Nevertheless, the artist understood that he needed to grow somewhere, to look for new ways for his creativity. He tries his hand at a ceremonial portrait, looking for new lighting and color solutions, suffocating, at the same time, under the burden of constant orders. Rushing to provide for his family as best as possible and realizing that his strength was running out, Kramskoy rushed between time-consuming creative searches and quick execution of work, which sometimes did not lead to the best results. The artist, who enjoyed great respect and even honor, took these failures seriously.

The demands that life itself placed on art have changed, and therefore art system had to change. In 1883, at the MUZHVIZ, the young artist K. A. Korovin, a student of A. K. Savrasov and V. D. Polenov, wrote the sketch “Chorus Girl,” using an unusual motif and very bold painting techniques. Even Polenov, familiar with the work of the French impressionists, was amazed by this bold experiment of the artist, deciding that he was far ahead of his time. However, soon Korovin’s close friend, V. A. Serov, would write his “Girl with Peaches” (1887), turning the portrait of twelve-year-old Vera, the daughter of the famous Moscow industrialist S. I. Mamontov, into a radiant image of youth.
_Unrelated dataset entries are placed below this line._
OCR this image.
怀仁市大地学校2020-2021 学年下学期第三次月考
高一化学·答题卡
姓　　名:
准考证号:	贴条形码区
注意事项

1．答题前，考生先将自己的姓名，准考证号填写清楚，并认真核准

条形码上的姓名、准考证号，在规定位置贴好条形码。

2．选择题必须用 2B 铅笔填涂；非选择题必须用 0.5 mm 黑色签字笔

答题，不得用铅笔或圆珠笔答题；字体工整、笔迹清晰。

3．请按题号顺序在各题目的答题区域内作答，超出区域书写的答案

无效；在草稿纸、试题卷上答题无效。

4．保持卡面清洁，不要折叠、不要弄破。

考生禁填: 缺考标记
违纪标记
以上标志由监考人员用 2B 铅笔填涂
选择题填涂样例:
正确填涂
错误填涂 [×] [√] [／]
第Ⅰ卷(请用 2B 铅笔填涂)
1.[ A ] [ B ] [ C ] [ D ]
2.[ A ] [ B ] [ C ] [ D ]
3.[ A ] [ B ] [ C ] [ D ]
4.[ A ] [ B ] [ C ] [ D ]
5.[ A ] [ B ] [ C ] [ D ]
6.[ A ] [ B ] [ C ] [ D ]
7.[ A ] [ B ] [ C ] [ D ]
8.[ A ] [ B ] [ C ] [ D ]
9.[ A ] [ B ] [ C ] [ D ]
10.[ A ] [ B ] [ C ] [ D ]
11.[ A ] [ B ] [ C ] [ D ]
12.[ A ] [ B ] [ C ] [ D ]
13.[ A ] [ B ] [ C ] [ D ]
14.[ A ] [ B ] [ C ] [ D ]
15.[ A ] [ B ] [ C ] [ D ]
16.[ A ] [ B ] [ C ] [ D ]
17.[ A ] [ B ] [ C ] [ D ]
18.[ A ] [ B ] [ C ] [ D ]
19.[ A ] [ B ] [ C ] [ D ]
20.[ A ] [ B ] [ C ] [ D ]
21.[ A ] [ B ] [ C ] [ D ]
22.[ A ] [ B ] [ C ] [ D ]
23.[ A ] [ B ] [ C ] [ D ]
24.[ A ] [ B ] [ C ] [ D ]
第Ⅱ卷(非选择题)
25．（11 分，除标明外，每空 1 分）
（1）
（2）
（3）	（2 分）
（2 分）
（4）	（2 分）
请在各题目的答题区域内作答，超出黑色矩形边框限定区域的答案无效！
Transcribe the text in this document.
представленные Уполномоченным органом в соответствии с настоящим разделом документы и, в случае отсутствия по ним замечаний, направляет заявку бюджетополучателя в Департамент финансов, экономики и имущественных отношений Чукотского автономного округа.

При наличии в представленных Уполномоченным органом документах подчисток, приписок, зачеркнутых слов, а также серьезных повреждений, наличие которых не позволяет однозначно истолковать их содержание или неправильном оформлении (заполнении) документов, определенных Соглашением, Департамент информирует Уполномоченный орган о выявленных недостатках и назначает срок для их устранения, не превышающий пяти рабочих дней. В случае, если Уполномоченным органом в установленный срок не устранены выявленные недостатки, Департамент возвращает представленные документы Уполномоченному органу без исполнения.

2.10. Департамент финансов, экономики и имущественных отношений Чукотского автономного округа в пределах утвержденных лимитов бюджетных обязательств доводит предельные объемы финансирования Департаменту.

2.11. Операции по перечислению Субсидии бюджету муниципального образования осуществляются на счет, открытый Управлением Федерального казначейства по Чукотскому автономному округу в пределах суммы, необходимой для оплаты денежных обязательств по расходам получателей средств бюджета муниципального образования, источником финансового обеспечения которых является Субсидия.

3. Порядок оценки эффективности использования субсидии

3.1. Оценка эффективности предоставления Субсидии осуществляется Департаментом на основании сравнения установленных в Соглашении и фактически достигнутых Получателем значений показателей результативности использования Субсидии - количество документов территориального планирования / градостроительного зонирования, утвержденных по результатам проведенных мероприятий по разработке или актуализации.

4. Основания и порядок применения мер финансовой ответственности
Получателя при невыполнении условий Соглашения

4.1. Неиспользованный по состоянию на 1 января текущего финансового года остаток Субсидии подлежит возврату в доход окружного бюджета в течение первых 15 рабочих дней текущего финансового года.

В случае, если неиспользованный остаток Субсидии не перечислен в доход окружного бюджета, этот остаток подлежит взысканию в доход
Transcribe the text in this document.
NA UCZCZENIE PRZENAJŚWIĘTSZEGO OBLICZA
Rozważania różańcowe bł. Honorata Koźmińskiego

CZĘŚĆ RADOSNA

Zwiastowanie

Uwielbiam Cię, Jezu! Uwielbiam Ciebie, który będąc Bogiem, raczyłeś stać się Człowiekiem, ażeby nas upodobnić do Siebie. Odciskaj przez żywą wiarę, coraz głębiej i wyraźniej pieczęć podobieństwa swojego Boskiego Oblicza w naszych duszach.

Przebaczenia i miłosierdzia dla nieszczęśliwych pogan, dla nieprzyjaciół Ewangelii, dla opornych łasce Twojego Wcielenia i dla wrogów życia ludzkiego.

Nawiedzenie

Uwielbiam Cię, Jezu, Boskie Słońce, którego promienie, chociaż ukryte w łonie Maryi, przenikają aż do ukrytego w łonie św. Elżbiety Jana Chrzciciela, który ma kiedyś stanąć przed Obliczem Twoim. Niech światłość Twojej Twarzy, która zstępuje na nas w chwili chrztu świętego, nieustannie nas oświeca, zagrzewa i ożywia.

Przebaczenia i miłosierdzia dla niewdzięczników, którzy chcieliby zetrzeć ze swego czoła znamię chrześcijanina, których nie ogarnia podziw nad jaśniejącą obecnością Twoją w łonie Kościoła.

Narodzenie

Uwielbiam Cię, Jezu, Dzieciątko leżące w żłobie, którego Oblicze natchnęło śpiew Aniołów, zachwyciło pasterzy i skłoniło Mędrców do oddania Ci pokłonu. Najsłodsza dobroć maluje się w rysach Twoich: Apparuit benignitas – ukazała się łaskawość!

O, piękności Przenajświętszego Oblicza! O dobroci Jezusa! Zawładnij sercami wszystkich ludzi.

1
Trying to capture the essence of new trends, Kramskoy painted his “Unknown” (1883) - one of his most mysterious paintings. This is how art critic N. G. Mashkovtsev describes the picture: “A young woman is depicted in a stroller against the backdrop of the Anichkov Palace, painted rusty red. This color is softened by the winter fog, as are the contours of the architecture. The female figure appears in the foreground all the more clearly. She is dressed with all the luxury of fashion. She leaned back on the back of the carriage, upholstered in dark yellow leather. In her face there is the pride of a woman aware of her charm. In no other portrait did Kramskoy pay so much attention to accessories - velvet, silk, fur. The dark glove, tightly covering the hand, like a second skin, thin and translucent, through which one can feel the living body, is written with some special warmth. Who she is, this captivating woman, remains unknown.”

Many believe that Kramskoy portrayed Anna Karenina as a symbol of the new position of women in society, the way it should become. This version has both supporters and opponents, but it would be more correct to assume that the artist I.N. Kramskoy, and writer L.G. Tolstoy, creating their own female images, put into them something more than a portrait of a specific woman, namely, their idea of ​​the ideal of a modern woman. Like Tolstoy, Kramskoy, defending the human dignity of a woman, set himself the task of trying to embody his idea of ​​the moral and aesthetic category of beauty through the visible, “objective” attractiveness of the model.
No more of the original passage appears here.